The Court finds that Plaintiff has not sufficiently pled facts to support a claim that CarMax breached its implied warranty. Plaintiff purchased the vehicle from CarMax on March 2, 2012. The Complaint alleges that shortly after purchasing the vehicle, she experienced problems with the air conditioning. (ECF No. 1-2 ¶ 32). The Complaint does not state precisely when these problems began to occur. Plaintiff does not allege that she experienced any problems with the usability of the vehicle until September, 2012, when "the vehicle would not start and was undrivable." Id. September, 2012 is six months after Plaintiff purchased the vehicle - three months after the implied warranty period expired. September, 2012 is outside the "30 day/1, 000 mile express and implied warranty" that Plaintiff states she received from CarMax. The Complaint fails to allege sufficient facts to support a claim that CarMax has breached its implied warranty of merchantability.

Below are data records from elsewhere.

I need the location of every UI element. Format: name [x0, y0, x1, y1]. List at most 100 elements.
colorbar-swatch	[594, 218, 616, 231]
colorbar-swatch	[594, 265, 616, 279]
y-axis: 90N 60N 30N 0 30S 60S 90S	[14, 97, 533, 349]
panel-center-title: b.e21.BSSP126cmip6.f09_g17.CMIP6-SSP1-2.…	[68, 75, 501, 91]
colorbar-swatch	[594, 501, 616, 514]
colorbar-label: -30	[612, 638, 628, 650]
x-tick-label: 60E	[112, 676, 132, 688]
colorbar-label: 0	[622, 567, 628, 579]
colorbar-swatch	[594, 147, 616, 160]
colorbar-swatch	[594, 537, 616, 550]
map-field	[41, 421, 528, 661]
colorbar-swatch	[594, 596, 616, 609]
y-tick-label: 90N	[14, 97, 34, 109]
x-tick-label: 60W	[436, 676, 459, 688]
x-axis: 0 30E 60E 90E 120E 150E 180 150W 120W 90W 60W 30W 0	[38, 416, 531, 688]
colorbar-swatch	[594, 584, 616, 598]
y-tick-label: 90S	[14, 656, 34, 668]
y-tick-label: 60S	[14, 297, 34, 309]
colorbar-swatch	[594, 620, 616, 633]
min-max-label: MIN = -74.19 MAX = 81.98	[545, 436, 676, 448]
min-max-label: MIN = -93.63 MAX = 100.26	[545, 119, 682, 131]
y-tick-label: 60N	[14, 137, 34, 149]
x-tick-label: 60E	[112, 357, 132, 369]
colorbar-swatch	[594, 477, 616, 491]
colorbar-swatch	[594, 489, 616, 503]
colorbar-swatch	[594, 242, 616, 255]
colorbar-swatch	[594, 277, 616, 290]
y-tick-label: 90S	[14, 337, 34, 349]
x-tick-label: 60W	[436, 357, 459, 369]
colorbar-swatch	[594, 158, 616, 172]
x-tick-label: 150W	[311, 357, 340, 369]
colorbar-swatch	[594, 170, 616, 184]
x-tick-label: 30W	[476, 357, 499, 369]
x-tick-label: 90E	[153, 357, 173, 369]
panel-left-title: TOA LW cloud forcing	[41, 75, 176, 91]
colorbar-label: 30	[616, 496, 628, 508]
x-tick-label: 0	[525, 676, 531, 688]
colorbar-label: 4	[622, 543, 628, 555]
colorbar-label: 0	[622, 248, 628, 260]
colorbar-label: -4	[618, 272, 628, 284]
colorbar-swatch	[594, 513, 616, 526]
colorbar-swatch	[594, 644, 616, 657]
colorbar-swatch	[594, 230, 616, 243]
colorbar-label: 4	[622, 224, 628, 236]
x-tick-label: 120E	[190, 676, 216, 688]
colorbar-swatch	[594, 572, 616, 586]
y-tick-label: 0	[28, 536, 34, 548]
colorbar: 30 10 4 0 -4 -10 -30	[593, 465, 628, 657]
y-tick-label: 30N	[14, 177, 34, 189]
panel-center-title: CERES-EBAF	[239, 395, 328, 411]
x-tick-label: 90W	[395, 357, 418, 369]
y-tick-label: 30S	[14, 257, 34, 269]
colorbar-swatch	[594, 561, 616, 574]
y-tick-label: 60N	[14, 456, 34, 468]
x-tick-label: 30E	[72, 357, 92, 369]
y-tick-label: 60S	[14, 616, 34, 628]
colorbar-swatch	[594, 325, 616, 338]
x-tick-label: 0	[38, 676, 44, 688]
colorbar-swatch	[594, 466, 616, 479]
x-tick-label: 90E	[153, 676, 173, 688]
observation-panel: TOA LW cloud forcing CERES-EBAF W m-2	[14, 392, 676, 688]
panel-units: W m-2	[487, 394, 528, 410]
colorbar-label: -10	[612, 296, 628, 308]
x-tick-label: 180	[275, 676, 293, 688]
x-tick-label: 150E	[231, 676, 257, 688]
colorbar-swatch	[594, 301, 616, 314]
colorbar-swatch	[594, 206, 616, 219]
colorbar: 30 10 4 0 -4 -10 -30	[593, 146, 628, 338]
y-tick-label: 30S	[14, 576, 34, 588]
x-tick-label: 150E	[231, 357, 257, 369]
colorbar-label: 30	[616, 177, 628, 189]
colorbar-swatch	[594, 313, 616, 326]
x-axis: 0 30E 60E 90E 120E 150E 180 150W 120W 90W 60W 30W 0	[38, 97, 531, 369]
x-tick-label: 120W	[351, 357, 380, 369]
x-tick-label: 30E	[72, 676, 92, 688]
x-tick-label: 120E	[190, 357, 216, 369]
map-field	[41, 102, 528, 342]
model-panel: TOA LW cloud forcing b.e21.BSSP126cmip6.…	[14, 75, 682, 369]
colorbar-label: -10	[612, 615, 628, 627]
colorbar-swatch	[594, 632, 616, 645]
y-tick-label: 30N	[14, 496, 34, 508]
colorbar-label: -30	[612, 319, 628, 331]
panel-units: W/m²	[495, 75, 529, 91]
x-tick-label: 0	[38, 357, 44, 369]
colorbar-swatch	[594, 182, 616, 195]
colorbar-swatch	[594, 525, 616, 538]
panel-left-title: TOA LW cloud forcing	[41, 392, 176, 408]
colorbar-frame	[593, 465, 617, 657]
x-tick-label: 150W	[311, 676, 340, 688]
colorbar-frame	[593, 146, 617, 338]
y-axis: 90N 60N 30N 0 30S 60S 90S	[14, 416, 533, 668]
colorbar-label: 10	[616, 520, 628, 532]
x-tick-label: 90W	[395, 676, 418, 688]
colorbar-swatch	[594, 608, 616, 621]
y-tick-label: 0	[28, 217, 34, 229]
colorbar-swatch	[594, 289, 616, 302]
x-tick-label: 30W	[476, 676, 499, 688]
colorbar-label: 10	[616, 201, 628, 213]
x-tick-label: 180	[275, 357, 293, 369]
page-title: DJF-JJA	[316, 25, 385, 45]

D. Vehicle Code § 11711 as to Safeco

Plaintiff contends that CarMax obtained a surety bond from Defendant Safeco in the amount of $50, 000. (ECF No. 1-2 ¶ 100). Plaintiff contends that pursuant to California Vehicle Code § 11711, Safeco "is liable under the bond to CarMax, based on the fraud of CarMax, in the amount of the purchase price of the vehicle...." Id. ¶ 106. The Court finds that the Complaint fails to allege that CarMax committed any fraud, and therefore Plaintiff's claim under Vehicle Code § 11711 must be dismissed.

III. Motion to Strike

Defendants moves to strike various portions of the Complaint as redundant, immaterial and/or contrary to law pursuant to Federal Rule of Civil Procedure 12(f). (ECF No. 6-1 at 9). Because the Court dismisses the Complaint in its entirety, the Motion to Strike is denied as moot.

IV. Conclusion

IT IS HEREBY ORDERED that the Motion to Dismiss (ECF No. 5) is GRANTED, and the Motion to Strike (ECF No. 6) is DENIED as moot. The Complaint is DISMISSED in its entirety without prejudice. Plaintiff shall file any motion for leave to amend Complaint within thirty (30) days from the date this Order is filed.